Part IV – The Golf House Club
Researched and compiled by Graham Johnston
In part 3 we learnt how the Earlsferry and Elie Golf club became established over the Earlsferry course after the hiatus of the litigation with Malcolm and the Grange Estate.
The club was initially comprised of locals who lived in Earlsferry but as the arrival of the Railway opened up the villages to visitors, holiday makers and second home owners (even in 1870s) so the membership became rather more cosmopolitan with many members joining who lived in Edinburgh and Glasgow. It had ceased in many respects to be a local golf club.
At an extraordinary General Meeting in 1872 the then Captain, W.R. Ketchen a local lawyer and banker who lived in the National Bank Building in Bank Street, resigned. There had been some friction between the Earlsferry Town Council and some of the members and it is probable that Ketchen among others thought the club too parochial and too dependent upon the Town Council of Earlsferry who owned the course. Whether his resignation was well signposted or not we do not know but in the background over the next couple of years it emerged that he had created the foundation of a new golf club. At that time Earlsferry and Elie Golf club did not have its own premises – it was not until 1885 or so that George Forrester offered that club accommodation in his house at Georgeville.
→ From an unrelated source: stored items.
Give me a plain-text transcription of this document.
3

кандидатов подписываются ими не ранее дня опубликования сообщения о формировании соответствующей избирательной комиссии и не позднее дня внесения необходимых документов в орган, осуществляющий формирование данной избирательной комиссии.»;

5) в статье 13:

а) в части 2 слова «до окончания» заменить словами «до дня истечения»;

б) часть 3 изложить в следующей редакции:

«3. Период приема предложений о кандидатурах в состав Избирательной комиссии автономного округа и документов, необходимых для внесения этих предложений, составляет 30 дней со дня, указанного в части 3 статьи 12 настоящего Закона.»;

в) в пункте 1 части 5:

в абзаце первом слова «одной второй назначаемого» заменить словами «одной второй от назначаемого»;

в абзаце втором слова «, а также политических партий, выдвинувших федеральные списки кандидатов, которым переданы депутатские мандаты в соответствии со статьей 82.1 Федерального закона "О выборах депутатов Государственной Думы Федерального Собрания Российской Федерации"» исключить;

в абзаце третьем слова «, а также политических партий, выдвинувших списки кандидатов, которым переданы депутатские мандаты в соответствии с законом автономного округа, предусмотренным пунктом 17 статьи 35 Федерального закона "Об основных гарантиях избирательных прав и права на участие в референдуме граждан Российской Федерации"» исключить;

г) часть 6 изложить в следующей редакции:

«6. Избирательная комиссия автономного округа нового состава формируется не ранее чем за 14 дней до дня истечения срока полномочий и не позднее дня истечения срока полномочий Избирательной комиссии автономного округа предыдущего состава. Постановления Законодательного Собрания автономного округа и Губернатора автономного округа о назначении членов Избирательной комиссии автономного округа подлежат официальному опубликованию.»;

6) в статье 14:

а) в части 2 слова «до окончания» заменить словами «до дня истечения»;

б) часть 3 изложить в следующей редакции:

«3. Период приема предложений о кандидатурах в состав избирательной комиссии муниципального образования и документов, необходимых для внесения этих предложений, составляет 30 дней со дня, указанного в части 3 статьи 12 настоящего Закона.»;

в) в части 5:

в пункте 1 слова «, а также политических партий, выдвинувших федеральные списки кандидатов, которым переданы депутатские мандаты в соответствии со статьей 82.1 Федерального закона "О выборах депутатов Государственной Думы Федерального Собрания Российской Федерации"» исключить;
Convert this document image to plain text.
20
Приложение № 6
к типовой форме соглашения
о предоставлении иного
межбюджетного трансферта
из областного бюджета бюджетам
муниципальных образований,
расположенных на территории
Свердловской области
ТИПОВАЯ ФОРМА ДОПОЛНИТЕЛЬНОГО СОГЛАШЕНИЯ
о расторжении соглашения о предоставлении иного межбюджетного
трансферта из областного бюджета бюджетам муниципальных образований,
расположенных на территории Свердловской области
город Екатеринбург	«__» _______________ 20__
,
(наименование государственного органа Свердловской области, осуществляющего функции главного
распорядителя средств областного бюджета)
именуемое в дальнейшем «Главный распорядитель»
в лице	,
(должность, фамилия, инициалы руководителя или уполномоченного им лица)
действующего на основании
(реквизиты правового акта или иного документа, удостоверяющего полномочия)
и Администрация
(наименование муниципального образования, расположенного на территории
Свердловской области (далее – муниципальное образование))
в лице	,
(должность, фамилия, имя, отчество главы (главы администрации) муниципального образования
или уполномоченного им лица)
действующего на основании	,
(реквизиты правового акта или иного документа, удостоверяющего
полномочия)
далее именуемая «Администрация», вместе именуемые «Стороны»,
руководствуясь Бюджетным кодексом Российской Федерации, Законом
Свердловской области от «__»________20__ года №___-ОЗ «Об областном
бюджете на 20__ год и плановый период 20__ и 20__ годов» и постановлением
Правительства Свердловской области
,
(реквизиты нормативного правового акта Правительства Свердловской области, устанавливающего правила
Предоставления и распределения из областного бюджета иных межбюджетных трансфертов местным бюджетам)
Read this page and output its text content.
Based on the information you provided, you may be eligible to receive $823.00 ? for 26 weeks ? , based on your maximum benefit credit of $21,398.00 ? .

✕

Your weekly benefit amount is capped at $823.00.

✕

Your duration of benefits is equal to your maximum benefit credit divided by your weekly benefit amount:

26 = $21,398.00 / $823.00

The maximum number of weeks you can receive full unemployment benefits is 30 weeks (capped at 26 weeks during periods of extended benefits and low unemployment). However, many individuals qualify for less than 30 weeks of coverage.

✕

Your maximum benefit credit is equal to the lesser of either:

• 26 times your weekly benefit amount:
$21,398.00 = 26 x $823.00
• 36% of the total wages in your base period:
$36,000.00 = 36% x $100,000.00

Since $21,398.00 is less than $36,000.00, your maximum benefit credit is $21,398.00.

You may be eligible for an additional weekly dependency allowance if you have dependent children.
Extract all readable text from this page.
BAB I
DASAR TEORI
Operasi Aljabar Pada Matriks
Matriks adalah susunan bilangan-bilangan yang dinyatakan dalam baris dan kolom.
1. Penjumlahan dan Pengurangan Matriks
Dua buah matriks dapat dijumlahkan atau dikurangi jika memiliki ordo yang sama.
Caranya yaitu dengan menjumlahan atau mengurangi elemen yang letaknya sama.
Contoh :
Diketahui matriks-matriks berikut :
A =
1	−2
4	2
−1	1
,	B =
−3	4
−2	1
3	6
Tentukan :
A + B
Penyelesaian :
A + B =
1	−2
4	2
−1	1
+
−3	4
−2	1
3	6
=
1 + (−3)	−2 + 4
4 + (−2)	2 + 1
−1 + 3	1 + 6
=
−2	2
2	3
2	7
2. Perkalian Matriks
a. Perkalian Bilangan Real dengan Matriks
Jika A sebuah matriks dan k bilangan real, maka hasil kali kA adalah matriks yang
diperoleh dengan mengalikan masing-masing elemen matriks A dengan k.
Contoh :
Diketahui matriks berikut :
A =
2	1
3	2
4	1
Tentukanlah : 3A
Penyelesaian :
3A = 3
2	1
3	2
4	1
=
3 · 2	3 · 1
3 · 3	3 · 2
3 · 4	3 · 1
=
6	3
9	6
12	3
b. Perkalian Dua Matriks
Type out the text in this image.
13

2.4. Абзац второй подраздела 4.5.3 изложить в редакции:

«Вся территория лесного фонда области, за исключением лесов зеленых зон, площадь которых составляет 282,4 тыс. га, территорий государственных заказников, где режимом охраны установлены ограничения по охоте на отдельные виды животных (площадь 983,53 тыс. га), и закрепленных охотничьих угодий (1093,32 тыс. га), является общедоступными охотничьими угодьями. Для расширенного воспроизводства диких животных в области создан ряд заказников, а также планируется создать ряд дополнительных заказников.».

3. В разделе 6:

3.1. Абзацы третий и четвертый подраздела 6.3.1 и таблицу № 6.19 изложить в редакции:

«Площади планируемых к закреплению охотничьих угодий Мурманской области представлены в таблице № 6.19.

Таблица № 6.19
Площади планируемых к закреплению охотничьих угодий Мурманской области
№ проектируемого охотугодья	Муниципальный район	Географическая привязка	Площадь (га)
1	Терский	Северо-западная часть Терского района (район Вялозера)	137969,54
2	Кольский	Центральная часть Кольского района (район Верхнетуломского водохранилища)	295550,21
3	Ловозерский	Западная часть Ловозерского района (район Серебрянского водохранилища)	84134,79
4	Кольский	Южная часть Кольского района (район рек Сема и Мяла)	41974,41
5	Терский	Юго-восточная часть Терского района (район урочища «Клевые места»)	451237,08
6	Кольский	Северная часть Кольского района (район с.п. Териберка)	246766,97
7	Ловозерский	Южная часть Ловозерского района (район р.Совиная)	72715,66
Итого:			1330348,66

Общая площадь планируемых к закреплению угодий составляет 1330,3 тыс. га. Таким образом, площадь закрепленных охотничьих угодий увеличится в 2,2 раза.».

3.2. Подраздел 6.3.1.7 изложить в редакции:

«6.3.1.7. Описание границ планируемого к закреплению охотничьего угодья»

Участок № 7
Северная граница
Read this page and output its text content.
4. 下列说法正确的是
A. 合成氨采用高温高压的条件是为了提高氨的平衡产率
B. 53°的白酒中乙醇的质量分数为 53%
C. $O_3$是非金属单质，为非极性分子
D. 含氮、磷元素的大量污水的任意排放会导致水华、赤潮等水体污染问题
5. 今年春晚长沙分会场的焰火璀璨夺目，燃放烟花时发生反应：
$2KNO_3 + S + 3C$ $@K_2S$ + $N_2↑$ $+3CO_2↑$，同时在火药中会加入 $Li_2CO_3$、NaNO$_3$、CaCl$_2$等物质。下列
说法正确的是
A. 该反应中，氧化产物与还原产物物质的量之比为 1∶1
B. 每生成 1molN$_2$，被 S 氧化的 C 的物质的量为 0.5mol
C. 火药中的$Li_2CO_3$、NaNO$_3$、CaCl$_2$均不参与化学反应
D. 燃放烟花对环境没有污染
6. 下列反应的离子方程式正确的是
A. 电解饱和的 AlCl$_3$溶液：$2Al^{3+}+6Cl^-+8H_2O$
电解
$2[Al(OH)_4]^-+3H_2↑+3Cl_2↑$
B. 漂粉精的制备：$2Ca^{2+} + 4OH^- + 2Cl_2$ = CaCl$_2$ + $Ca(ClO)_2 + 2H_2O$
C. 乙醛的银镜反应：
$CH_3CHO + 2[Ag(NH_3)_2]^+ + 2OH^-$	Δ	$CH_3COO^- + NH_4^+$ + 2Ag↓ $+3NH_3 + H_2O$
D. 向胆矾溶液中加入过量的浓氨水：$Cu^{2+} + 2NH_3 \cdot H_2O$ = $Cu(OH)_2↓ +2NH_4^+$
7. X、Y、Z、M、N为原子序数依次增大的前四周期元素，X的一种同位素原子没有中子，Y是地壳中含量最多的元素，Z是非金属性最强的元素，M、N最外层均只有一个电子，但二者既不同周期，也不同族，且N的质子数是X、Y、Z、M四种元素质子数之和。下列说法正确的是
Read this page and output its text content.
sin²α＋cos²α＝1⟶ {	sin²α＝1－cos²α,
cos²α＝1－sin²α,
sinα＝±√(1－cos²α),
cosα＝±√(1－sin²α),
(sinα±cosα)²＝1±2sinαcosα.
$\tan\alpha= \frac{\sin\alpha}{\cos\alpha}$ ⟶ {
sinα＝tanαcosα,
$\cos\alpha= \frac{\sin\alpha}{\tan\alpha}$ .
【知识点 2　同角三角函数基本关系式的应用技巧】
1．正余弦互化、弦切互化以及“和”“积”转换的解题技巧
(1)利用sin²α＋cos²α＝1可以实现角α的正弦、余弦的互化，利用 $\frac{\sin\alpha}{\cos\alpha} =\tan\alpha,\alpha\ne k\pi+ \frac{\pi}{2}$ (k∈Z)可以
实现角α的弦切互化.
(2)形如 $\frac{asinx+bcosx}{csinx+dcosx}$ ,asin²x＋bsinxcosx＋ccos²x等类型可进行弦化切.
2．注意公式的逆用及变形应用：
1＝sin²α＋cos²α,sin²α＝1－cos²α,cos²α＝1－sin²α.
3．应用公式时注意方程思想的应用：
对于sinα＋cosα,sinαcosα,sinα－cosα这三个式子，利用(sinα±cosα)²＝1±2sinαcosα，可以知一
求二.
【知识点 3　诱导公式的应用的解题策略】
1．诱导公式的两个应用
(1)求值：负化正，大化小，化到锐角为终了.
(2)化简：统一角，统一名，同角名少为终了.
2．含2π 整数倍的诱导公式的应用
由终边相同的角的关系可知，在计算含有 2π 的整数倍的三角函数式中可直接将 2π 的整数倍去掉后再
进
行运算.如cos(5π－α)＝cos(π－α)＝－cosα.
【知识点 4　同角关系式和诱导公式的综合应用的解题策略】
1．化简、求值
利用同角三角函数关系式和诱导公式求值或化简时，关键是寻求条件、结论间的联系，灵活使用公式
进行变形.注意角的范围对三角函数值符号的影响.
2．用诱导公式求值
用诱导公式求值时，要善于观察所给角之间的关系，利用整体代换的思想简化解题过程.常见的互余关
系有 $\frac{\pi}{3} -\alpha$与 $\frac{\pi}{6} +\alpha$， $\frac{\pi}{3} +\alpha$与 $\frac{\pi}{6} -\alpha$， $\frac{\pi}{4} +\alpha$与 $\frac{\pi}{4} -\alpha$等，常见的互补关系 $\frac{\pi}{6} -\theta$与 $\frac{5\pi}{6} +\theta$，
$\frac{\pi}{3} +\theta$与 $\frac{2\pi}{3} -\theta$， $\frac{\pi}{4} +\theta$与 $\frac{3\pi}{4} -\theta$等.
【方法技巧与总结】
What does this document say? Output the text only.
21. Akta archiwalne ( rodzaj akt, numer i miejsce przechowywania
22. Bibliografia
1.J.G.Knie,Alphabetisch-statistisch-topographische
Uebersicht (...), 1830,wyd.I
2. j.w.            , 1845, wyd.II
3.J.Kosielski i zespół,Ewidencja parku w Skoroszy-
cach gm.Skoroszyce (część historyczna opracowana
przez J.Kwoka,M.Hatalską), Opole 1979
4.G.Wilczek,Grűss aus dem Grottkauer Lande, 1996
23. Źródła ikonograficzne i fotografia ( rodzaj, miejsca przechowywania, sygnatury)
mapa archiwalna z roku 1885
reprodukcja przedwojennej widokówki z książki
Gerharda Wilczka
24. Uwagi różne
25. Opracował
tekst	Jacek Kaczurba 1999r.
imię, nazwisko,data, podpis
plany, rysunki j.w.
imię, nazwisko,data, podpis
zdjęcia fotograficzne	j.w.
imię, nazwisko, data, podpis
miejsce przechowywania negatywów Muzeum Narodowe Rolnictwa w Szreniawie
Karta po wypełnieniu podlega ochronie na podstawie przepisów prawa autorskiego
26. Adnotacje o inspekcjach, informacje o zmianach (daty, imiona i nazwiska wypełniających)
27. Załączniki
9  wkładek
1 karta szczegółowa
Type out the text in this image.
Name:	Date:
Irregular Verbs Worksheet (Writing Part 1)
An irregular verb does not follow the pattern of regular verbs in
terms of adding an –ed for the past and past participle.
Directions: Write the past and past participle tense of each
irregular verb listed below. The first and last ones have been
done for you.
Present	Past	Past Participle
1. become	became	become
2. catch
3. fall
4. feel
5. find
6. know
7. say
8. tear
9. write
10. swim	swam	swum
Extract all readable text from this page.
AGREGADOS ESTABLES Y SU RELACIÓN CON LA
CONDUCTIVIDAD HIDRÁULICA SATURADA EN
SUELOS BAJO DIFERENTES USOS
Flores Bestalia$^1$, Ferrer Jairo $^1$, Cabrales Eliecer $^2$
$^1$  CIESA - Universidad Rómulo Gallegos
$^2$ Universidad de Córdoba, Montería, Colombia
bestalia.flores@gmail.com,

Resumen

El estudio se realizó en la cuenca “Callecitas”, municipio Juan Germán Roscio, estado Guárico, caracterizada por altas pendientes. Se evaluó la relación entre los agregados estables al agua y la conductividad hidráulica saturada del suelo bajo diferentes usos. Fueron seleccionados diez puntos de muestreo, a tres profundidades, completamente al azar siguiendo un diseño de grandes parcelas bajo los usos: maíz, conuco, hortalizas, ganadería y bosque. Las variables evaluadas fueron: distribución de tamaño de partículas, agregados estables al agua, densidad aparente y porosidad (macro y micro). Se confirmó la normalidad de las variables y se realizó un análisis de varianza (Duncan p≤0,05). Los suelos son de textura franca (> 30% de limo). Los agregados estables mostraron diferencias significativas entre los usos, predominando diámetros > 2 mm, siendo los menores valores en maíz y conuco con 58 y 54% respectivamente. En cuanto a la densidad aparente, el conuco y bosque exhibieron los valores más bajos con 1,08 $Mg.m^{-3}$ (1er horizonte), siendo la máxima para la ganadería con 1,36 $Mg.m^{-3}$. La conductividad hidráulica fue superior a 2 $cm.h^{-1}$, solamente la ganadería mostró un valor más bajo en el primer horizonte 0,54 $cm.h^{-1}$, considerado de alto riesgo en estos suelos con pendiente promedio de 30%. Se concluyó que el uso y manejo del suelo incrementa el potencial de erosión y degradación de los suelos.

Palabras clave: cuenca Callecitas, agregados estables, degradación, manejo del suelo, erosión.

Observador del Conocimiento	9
It seems that in 1875 Ketchen along with Major General Briggs, gentlemen called Raimes, Orr Paterson, Browning and Dewar had along with Thomas Currie ,the builder and his son John Currie the architect met and formed the new club or rather had come out into the open as having leased from William Baird what was then known as Melon Park (at least the southern portion thereof lying to the north of the house at Williamsburgh). This is the piece of ground lying to the east of the Ferry Road. Baird leased the ground to Rev. William Hillhouse, John Luke, Thomas Currie and W.R. Ketchen. At that stage they were not trustees for Golf House Club but it became pretty clear that there was an intention to build a clubhouse for the GHC on part of the ground of the Melon Park. However it was only the piece of the Melon Park lying north of the houses at Willliamsburgh and a line drawn from the corner of the quarry to the recreation park. In effect this was just what is now the 18th fairway. It was enough however for there to have been established three holes in that area. This is a plan showing the golf course at that point when it was merely 14 holes.
And so it happened that by 1877 the following appeared in the newspapers of the time
Of course the consequence of this, as we said earlier, was that the influence of the Earlsferry Town council and the Earlsferry and Elie Golf Clubs waned. No longer did the Town Council control all that happened on the golfing tract and the Town Council would have to give increasing precedence to the wealthier establishment on the east side of Ferry Road. A lot of the kudos perhaps of the GHC was gained by the pedigree and financial clout of most of its members. Initially it was agreed that the management of the golf course (both east and west of Ferry Road) would be in the hands of a joint committee and indeed George Forrester – an Earlsferry man – was appointed first greenkeeper of the new course.
Whilst Baird only leased the southern part of the Melon Park to Ketchen in 1873 he granted a further lease in 1899 over the area lying to the north of the Melon Park and it was this area that enabled the golf club to expand to 18th holes by 1902 as it is today.
As a result of the second litigation between Earlsferry and Sir Robert Malcolm a lease was taken by Earlsferry town Council over the golfing tract thereby as it were giving golf rather than farming the priority over the area.